Sharp Reward

Yeah,” Gus sighed mentally. “That was definitely a dream.” He woke from a vivid, loud, colorful dream into empty, silent darkness. “I guess that means I’m still alive. Damnit.” He remembered everything about the explosion and the moment everything stopped.

The last thing he saw was the pair of kids he tried to shield from the explosion; he didn’t even know them. The last thing he heard was a thunderous boom and shattering glass. The last thing he felt was a searing, sharp pain on his back and head; then, everything went dark.

He woke sometime later unable to move or open his eyes. Gus tried crying out for help, but he had no idea if anyone heard him, or if he was even making any sounds. He felt like a ball of floating consciousness; he couldn’t feel his body at all. After realizing it wouldn’t get him anywhere to try getting attention he let his mind focus on the situation.

Gus couldn’t see, hear, smell, taste, or feel anything; but, his mind still worked perfectly. He tried keeping his mind active for as long as he could, but he eventually fell asleep. He was suddenly standing in line for kettle corn at the carnival. Bright lights, loud kids, and delicious smells assaulted him from all sides. He wandered around as long as he could; then, he woke up disappointed.

If I’ve been falling asleep, but never feel tired.” Gus realized after dozens of dreams. He was sure several days had passed since the accident, but couldn’t tell for sure. “Not hungry either. That’s nice at least.
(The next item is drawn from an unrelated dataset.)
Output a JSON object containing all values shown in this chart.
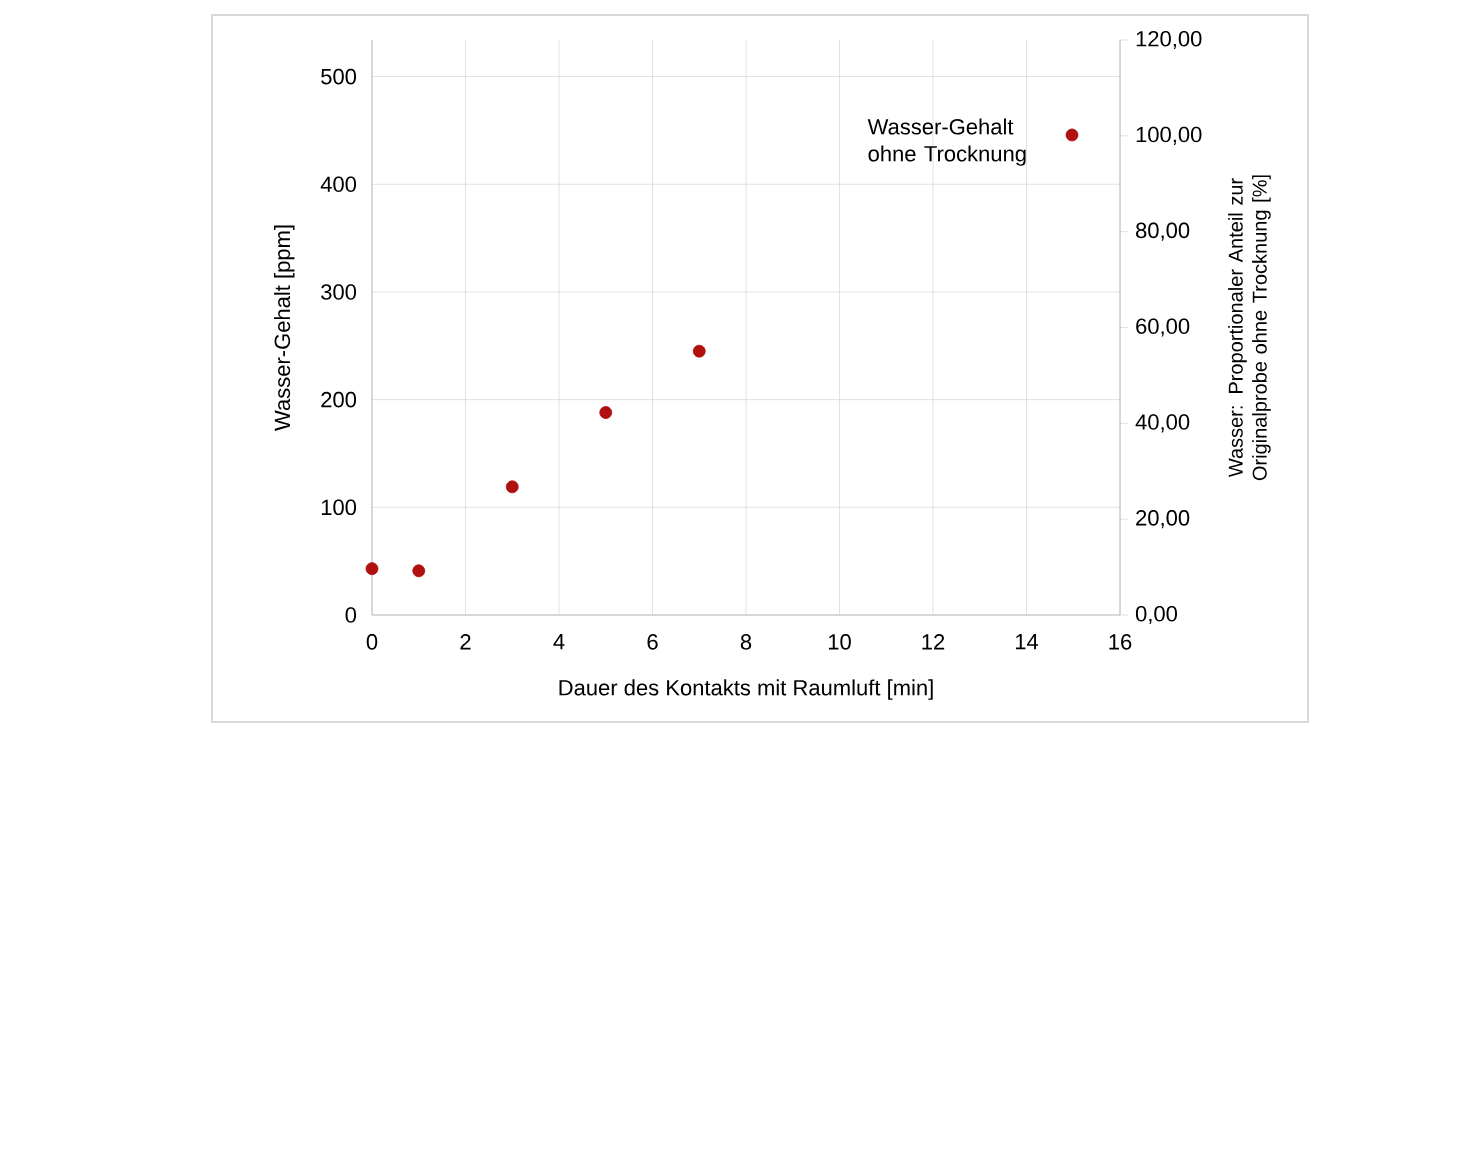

A few dreams after that, something was different. Gus woke up to the now-familiar darkness and felt cold. As the chilling sensation grew, a speck of white light appeared in the distance.
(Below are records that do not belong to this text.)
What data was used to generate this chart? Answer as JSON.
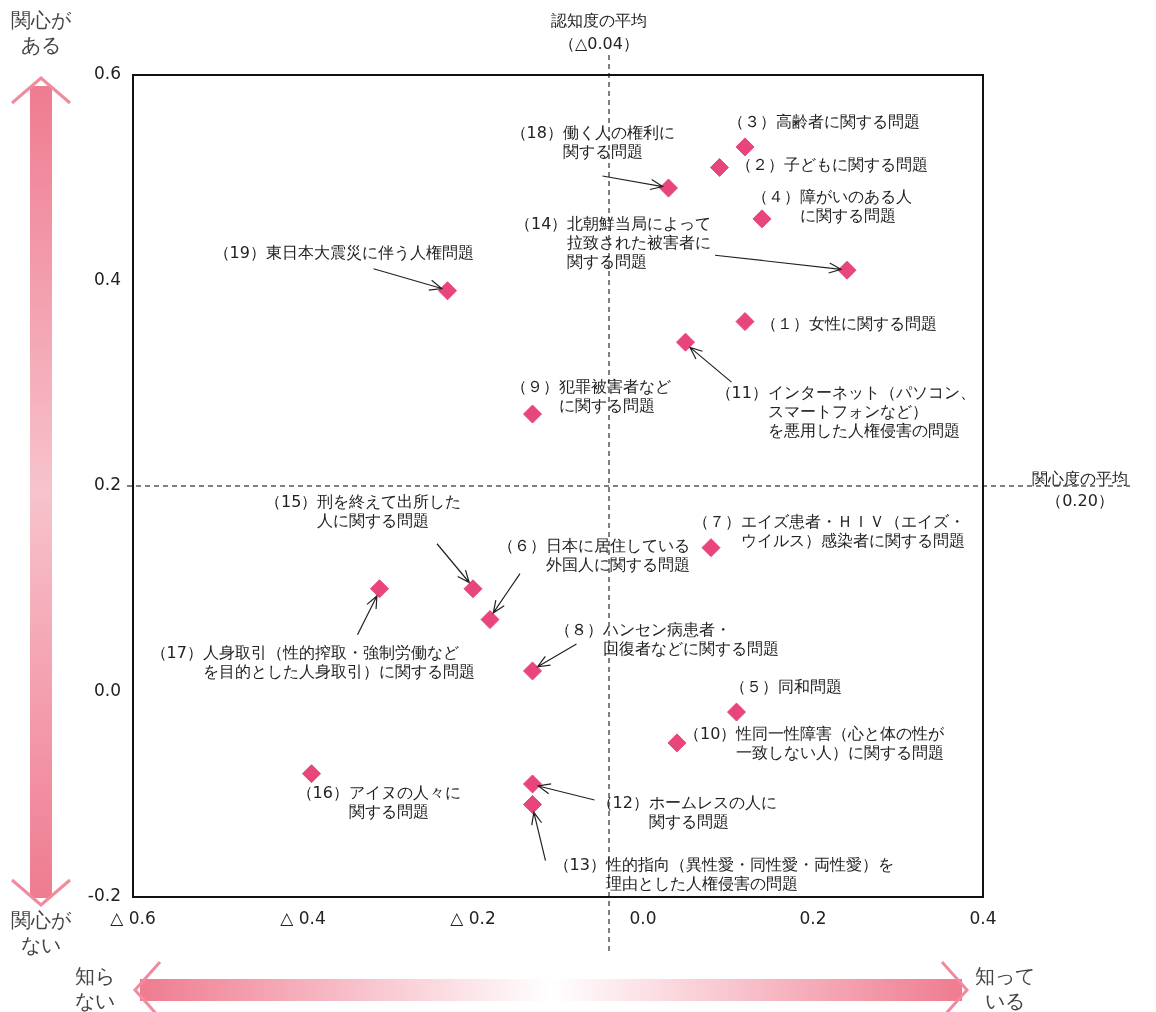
{
  "chart_data": {
    "type": "scatter",
    "xlim": [
      -0.6,
      0.4
    ],
    "ylim": [
      -0.2,
      0.6
    ],
    "xticks": [
      {
        "value": -0.6,
        "label": "△ 0.6"
      },
      {
        "value": -0.4,
        "label": "△ 0.4"
      },
      {
        "value": -0.2,
        "label": "△ 0.2"
      },
      {
        "value": 0,
        "label": "0.0"
      },
      0.2,
      0.4
    ],
    "yticks": [
      {
        "value": -0.2,
        "label": "-0.2"
      },
      {
        "value": 0,
        "label": "0.0"
      },
      0.2,
      0.4,
      0.6
    ],
    "marker": "diamond",
    "series": [
      {
        "color": "#e8457a",
        "x": [
          0.12,
          0.09,
          0.12,
          0.14,
          0.11,
          -0.18,
          0.08,
          -0.13,
          -0.13,
          0.04,
          0.05,
          -0.13,
          -0.13,
          0.24,
          -0.2,
          -0.39,
          -0.31,
          0.03,
          -0.23
        ],
        "values": [
          0.36,
          0.51,
          0.53,
          0.46,
          -0.02,
          0.07,
          0.14,
          0.02,
          0.27,
          -0.05,
          0.34,
          -0.09,
          -0.11,
          0.41,
          0.1,
          -0.08,
          0.1,
          0.49,
          0.39
        ]
      }
    ],
    "ref_lines": [
      {
        "axis": "x",
        "value": -0.04,
        "label": "認知度の平均（△0.04）",
        "line_style": "dashed",
        "color": "#000000"
      },
      {
        "axis": "y",
        "value": 0.2,
        "label": "関心度の平均（0.20）",
        "line_style": "dashed",
        "color": "#000000"
      }
    ],
    "annotations": [
      "関心がある",
      "関心がない",
      "知らない",
      "知っている",
      {
        "text": "（１）女性に関する問題",
        "x": 0.12,
        "y": 0.36
      },
      {
        "text": "（２）子どもに関する問題",
        "x": 0.09,
        "y": 0.51
      },
      {
        "text": "（３）高齢者に関する問題",
        "x": 0.12,
        "y": 0.53
      },
      {
        "text": "（４）障がいのある人に関する問題",
        "x": 0.14,
        "y": 0.46
      },
      {
        "text": "（５）同和問題",
        "x": 0.11,
        "y": -0.02
      },
      {
        "text": "（６）日本に居住している外国人に関する問題",
        "x": -0.18,
        "y": 0.07
      },
      {
        "text": "（７）エイズ患者・ＨＩＶ（エイズ・ウイルス）感染者に関する問題",
        "x": 0.08,
        "y": 0.14
      },
      {
        "text": "（８）ハンセン病患者・回復者などに関する問題",
        "x": -0.13,
        "y": 0.02
      },
      {
        "text": "（９）犯罪被害者などに関する問題",
        "x": -0.13,
        "y": 0.27
      },
      {
        "text": "（10）性同一性障害（心と体の性が一致しない人）に関する問題",
        "x": 0.04,
        "y": -0.05
      },
      {
        "text": "（11）インターネット（パソコン、スマートフォンなど）を悪用した人権侵害の問題",
        "x": 0.05,
        "y": 0.34
      },
      {
        "text": "（12）ホームレスの人に関する問題",
        "x": -0.13,
        "y": -0.09
      },
      {
        "text": "（13）性的指向（異性愛・同性愛・両性愛）を理由とした人権侵害の問題",
        "x": -0.13,
        "y": -0.11
      },
      {
        "text": "（14）北朝鮮当局によって拉致された被害者に関する問題",
        "x": 0.24,
        "y": 0.41
      },
      {
        "text": "（15）刑を終えて出所した人に関する問題",
        "x": -0.2,
        "y": 0.1
      },
      {
        "text": "（16）アイヌの人々に関する問題",
        "x": -0.39,
        "y": -0.08
      },
      {
        "text": "（17）人身取引（性的搾取・強制労働などを目的とした人身取引）に関する問題",
        "x": -0.31,
        "y": 0.1
      },
      {
        "text": "（18）働く人の権利に関する問題",
        "x": 0.03,
        "y": 0.49
      },
      {
        "text": "（19）東日本大震災に伴う人権問題",
        "x": -0.23,
        "y": 0.39
      }
    ]
  }
}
I CAN SEE!” Gus willed himself toward the light and glanced down. Despite not having any arms or legs, the light seemed to be moving closer, growing bigger. He felt colder and colder. “Wait. Did I die?” he wondered as the white light enveloped him.

He found himself, still looking down, standing in a brilliant white office. He had arms and legs and clothes now; Gus’ own body just as he remembered it.
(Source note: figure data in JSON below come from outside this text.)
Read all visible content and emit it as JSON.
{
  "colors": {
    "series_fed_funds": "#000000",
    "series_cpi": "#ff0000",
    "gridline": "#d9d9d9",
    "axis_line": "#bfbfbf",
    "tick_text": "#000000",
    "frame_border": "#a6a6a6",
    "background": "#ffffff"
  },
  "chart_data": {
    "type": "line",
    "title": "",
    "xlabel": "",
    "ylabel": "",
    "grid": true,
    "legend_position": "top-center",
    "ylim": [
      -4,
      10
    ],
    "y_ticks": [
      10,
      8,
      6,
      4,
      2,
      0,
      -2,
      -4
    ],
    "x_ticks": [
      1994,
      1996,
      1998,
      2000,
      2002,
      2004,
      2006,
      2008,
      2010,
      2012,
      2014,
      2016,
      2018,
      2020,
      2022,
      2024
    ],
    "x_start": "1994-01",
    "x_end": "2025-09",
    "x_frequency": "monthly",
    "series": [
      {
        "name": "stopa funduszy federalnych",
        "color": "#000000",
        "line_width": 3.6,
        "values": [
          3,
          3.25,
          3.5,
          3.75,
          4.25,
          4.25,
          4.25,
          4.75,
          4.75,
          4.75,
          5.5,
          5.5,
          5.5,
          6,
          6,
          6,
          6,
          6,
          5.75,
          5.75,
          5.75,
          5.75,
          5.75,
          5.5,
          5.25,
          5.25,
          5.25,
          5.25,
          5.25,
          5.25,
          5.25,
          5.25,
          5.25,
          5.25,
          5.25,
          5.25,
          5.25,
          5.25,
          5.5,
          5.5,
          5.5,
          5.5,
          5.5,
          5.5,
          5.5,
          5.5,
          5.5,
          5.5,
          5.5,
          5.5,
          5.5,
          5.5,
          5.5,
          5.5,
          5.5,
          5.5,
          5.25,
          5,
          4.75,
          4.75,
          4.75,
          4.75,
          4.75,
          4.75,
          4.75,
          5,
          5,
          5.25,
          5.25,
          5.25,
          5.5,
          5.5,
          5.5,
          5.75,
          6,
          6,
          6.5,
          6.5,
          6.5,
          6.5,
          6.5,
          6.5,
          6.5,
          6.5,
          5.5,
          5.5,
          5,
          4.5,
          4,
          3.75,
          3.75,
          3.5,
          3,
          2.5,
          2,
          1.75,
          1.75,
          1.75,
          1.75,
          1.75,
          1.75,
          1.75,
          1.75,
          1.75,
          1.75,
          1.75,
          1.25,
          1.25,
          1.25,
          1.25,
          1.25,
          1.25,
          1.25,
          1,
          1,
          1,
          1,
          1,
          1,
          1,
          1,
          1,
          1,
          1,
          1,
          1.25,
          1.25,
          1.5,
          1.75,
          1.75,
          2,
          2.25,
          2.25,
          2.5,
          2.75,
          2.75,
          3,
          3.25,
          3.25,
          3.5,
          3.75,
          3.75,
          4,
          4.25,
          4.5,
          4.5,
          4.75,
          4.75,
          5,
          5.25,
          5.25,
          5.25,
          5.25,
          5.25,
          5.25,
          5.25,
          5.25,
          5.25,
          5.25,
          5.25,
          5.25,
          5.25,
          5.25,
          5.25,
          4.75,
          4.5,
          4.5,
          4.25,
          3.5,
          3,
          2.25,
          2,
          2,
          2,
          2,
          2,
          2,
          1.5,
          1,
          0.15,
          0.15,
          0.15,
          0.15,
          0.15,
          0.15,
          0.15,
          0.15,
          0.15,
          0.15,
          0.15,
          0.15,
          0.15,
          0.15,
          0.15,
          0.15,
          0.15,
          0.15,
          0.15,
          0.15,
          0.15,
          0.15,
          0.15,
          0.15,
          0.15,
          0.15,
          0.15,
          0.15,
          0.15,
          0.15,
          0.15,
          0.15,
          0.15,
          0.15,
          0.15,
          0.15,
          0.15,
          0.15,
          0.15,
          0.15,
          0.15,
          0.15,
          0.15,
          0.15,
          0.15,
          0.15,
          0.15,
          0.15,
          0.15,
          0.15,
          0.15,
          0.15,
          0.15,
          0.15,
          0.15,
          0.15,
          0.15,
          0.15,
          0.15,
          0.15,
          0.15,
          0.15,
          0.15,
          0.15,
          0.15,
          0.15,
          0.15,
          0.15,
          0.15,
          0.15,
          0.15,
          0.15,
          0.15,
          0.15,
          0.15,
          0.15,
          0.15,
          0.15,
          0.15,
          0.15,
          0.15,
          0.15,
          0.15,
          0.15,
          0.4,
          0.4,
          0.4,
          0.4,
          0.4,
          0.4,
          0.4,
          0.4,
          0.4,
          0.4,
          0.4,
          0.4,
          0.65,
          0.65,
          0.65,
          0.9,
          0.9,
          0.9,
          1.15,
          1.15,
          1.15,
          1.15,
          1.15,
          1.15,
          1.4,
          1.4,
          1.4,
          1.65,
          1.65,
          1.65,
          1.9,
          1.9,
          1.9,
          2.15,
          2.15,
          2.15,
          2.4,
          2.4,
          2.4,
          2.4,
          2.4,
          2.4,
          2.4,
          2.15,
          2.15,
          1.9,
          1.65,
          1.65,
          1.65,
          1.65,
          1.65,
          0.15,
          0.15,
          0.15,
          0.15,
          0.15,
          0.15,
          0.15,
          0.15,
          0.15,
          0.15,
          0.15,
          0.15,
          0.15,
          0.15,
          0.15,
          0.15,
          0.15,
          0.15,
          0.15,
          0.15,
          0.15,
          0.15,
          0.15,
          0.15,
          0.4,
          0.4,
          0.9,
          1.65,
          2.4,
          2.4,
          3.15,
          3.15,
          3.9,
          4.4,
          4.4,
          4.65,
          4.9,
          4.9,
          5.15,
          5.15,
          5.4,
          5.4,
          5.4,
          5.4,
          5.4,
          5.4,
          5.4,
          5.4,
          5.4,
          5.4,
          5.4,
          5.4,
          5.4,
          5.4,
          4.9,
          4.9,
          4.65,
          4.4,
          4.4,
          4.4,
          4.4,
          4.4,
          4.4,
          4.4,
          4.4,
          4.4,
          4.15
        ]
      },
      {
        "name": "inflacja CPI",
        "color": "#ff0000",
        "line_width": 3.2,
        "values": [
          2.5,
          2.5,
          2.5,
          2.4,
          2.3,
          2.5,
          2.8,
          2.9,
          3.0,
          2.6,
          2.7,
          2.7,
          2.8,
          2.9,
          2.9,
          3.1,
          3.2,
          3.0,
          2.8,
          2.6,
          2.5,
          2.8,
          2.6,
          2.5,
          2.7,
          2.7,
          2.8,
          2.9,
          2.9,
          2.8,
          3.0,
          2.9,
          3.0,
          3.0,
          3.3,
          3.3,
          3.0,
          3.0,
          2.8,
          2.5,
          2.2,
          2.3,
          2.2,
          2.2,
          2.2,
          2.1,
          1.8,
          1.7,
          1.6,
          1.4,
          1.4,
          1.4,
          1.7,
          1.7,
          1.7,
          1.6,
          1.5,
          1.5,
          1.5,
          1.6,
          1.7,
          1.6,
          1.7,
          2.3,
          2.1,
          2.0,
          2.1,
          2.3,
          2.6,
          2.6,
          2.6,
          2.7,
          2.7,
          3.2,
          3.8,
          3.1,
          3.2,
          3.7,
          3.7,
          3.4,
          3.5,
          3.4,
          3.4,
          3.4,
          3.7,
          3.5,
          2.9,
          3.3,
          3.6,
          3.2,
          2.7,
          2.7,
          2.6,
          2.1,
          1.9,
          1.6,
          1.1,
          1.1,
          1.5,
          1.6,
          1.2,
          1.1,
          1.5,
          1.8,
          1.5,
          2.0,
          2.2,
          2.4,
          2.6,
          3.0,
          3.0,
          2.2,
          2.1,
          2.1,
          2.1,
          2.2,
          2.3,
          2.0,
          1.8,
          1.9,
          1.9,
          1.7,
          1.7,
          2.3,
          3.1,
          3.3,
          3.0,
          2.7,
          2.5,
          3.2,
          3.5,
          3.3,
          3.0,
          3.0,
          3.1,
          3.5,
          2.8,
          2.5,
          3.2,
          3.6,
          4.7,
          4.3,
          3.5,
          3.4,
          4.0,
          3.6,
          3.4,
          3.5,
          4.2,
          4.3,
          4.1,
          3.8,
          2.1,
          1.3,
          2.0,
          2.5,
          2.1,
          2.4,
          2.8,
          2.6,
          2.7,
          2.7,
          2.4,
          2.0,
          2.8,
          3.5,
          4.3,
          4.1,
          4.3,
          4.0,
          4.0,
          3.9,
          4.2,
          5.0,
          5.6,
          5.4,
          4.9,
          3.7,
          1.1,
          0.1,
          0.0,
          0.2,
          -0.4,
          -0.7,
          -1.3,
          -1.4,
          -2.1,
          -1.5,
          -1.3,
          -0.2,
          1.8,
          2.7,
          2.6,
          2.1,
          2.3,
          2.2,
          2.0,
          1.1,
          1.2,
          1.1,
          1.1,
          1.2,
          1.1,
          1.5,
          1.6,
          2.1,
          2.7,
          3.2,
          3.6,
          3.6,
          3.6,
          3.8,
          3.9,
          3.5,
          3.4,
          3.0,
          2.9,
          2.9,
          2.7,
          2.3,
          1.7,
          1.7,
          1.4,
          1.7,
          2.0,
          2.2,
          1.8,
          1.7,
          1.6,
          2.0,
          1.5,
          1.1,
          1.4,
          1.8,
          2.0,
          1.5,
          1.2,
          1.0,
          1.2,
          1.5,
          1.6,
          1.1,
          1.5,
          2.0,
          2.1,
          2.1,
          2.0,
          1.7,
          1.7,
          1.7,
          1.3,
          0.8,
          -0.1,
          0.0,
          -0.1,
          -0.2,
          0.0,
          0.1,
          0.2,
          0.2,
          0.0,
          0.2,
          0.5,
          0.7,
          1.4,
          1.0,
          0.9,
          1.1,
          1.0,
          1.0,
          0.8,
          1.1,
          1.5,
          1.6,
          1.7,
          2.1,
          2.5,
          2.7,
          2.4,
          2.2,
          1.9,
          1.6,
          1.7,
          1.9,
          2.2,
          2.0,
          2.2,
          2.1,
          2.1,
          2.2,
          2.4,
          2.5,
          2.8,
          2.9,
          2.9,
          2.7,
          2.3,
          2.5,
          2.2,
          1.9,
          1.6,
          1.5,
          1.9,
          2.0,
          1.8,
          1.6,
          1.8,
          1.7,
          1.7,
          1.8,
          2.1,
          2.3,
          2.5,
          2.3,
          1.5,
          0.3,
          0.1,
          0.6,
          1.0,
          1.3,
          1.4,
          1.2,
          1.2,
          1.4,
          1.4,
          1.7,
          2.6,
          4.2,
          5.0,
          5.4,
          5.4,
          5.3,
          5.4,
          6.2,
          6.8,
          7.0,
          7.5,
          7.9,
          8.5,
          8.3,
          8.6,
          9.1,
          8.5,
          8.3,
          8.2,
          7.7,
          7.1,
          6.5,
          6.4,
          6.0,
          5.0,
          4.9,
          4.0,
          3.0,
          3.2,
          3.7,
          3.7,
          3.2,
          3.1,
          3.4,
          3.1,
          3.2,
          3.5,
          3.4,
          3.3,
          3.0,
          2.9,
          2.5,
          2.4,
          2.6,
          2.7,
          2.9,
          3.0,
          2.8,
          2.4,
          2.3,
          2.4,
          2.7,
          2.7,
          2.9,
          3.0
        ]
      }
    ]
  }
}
“Where am I?” he asked. “WHERE AM I?!” he shouted and laughed when he realized he had a voice again.

“You’re in my office, please don’t yell,” a woman said behind him. Gus was slowly looking around the office, but it looked like nothing more than white space. He whirled around at the words and found a pale woman in a white suit sitting behind a white glass desk.

“Oh, uh, sorry,” Gus apologized. “How and why am I in your office? I remember an explosion… am I alive?”

“You are a hero, Gus,” the woman said. “You took several shards of glass into your brain and spine and you’ve been in the hospital for several months.”

“Months? Whoa,” the amount of time surprised him, he thought it was maybe a week a most. The woman kept talking before he could ask any more questions.

“Unfortunately, by the time I learned what happened, it was too late to save your body. So, I decided to arrange a new one for you.” Gus looked down at his wrinkled hands and beer gut.

“Not that I’m not grateful,.. but… you can make bodies. I wouldn’t have minded something leaner and younger.” The corners of the woman’s lips tugged upward, almost hinting at a smile.

“I can’t presume to guess what you would and wouldn’t mind, there are too many choices. That body is a temporary measure so we can have this conversation,” she waved a hand in Gus’ direction. A stocky dwarf with bulging muscles and a thick black beard appeared in front of him; Gus hopped back in surprise but the dwarf didn’t move.

“You’re here to pick one,” the woman said. The dwarf shimmer and sprouted upward. It was replaced a lithe silver-haired elf. It shimmered again and strong, athletic human appeared. Each shimmer brought something new; Gus saw a goblin, a troll, centaur, fairy and more. After several minutes a hovering mermaid fell to the ground and shimmered into the black-bearded dwarf again.

“25 races. Design any character you want to be,” the woman said. “Of course, you won’t be going back to your Earth, but the family and friends you’ve made will be able to visit you.”

“My Earth?” Gus asked as he watched the figure in front of him continue showing off his different choices. He looked around it at the seated woman.

“Does that mean I’m going to a different Earth?” he asked. She nodded. “In a different body?” he asked. She nodded. “Are you God?” he asked. The woman smiled and stood from her desk to walk around it.

“Of course not,…” she said as she walked up to him with an outstretched hand. “…I’m better. My name is Dana Sharp.”